Cyril Lignac's Banana Bread
By Wafa — 100+ tested recipes
Discover Chef Cyril Lignac's elevated version of banana bread: an ultra-moist cake combining the sweetness of ripe bananas with a smooth caramel and crunchy hazelnuts.
Ingredients
- 13 g unsalted butter (for the caramel)
- 2 g Guérande sea salt (fleur de sel) (for the caramel)
- 100 g granulated sugar (for the caramel)
- 50 g heavy cream (for the caramel)
- 3 whole peeled bananas ‹ (used for the final assembly with caramel)
- 100 g unsalted butter (for the batter)
- 2 eggs (for the batter)
- 8 g baking powder (for the batter)
- 200 g peeled bananas (for the batter)
- 150 g brown sugar (cassonade) (for the batter)
- 160 g all-purpose flour (for the batter)
- 70 g chopped hazelnuts (for the batter)
Instructions
- 1Start by preheating your oven to 155°C (310°F).
- 2Slice the 3 whole bananas lengthwise and place them cut-side down in the bottom of the pan. Complete the arrangement with banana halves on the sides to fully cover the base.
- 3In a skillet, cook the sugar until it becomes a golden caramel. Remove from heat, stir in the butter (13g), then slowly pour in the cream while being careful of the rising steam. Finish by adding the sea salt.
- 4Pour the still-warm caramel over the bananas arranged in the pan. (According to your preferences, you can replace the hazelnuts with pecans or chocolate chips.)
- 5In a large bowl, mash the other bananas (200g) with a fork, then add the brown sugar, flour, and baking powder. Mix with a spatula, incorporate the melted butter and eggs, and finally add the hazelnuts.
- 6Transfer the batter into the round pan and pack it down slightly by tapping. Bake for 45 minutes.
- 7Once baked, place the pan on a wire rack and let it rest for 30 minutes. Turn it out onto a plate and remove the parchment paper.
Tips
- Use very ripe bananas (skin turning black) for maximum sugar content and moisture.
- Chef's tip: lightly scrape the surface of the bananas with a knife to remove the starch before use.
- This cake pairs wonderfully with a scoop of vanilla or salted caramel ice cream.
Substitutions
- chopped hazelnuts → pecans — Perfect melting texture with the banana.

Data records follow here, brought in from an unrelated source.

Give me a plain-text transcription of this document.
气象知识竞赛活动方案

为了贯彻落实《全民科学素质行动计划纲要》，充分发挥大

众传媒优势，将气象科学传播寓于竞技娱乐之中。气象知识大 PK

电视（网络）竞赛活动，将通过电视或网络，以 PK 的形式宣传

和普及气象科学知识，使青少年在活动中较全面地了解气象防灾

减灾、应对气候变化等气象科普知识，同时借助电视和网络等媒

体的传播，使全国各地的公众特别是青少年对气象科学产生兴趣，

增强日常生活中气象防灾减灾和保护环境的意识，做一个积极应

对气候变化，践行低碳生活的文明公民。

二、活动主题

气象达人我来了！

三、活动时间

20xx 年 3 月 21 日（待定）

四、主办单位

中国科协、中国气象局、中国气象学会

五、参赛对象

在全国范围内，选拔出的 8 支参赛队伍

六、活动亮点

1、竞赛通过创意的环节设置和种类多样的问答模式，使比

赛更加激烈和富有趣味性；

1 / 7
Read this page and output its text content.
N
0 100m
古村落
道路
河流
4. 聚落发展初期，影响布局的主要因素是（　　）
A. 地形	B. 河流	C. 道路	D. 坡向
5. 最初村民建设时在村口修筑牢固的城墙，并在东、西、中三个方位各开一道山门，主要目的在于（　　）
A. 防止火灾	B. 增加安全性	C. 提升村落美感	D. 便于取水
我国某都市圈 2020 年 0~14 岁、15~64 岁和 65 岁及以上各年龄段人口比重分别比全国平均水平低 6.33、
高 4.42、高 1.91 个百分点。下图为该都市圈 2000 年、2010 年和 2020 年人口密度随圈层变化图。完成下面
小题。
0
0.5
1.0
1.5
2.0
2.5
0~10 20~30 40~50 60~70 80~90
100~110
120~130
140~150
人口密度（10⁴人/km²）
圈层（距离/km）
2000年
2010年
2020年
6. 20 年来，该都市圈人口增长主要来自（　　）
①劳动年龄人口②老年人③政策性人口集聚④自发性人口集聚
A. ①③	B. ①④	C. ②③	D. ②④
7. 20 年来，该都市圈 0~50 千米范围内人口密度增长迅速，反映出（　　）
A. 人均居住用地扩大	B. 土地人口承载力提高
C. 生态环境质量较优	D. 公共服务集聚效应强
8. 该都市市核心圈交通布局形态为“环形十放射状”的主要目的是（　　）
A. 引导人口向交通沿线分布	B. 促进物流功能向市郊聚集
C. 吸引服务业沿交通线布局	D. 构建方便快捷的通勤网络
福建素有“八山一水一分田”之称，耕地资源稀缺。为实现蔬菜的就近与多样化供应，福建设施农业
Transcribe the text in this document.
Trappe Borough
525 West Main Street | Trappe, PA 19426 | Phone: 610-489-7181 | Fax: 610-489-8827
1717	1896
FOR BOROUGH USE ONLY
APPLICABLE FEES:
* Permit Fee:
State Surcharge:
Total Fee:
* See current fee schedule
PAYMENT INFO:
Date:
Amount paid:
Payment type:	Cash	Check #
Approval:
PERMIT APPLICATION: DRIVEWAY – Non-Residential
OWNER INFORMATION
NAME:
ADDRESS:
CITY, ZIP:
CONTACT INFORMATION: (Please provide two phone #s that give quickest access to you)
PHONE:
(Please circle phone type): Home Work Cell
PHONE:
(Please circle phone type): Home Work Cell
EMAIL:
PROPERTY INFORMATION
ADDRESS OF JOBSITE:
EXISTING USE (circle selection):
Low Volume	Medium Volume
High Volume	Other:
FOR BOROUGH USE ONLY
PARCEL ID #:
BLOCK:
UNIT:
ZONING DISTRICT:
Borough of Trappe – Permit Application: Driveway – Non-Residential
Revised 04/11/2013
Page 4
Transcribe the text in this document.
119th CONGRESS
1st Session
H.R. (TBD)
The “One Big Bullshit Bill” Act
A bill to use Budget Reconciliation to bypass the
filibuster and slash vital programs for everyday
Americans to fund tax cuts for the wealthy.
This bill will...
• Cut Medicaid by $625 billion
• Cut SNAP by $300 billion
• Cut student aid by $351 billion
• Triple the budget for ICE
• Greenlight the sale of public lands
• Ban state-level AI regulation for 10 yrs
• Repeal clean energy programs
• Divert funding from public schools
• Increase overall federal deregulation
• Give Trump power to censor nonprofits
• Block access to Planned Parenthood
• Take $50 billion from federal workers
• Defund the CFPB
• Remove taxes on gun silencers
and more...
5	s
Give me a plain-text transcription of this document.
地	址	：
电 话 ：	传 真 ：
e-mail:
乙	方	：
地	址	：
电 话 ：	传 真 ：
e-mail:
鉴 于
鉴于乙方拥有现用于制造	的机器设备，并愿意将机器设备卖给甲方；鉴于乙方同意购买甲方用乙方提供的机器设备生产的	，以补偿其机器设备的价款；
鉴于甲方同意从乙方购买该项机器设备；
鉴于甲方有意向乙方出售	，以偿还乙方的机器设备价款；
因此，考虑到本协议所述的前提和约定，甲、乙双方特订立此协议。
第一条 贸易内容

- chopped hazelnuts → slivered almonds — A more economical and crunchy option.
Nutrition
Frequently asked questions
What type of bananas is ideal for this recipe?
For this recipe, it is ideal to use very ripe bananas, as they are sweeter and their texture is better for mashing. Avoid pale yellow bananas that aren't fully ripe, as they are less sweet and firmer, which could affect both the texture and the taste of the banana bread.
Can I use a different type of mold instead of a round one?
Yes, you can use another type of mold for this banana bread recipe. A round pan is often chosen because it highlights the caramelized banana section. However, feel free to use whatever mold you have on hand, whether square, rectangular, or even a loaf pan. Each shape might yield a slightly different presentation, but the delicious taste will remain the same.
How long can this banana bread be stored?
It can be stored for up to 5 days in the refrigerator.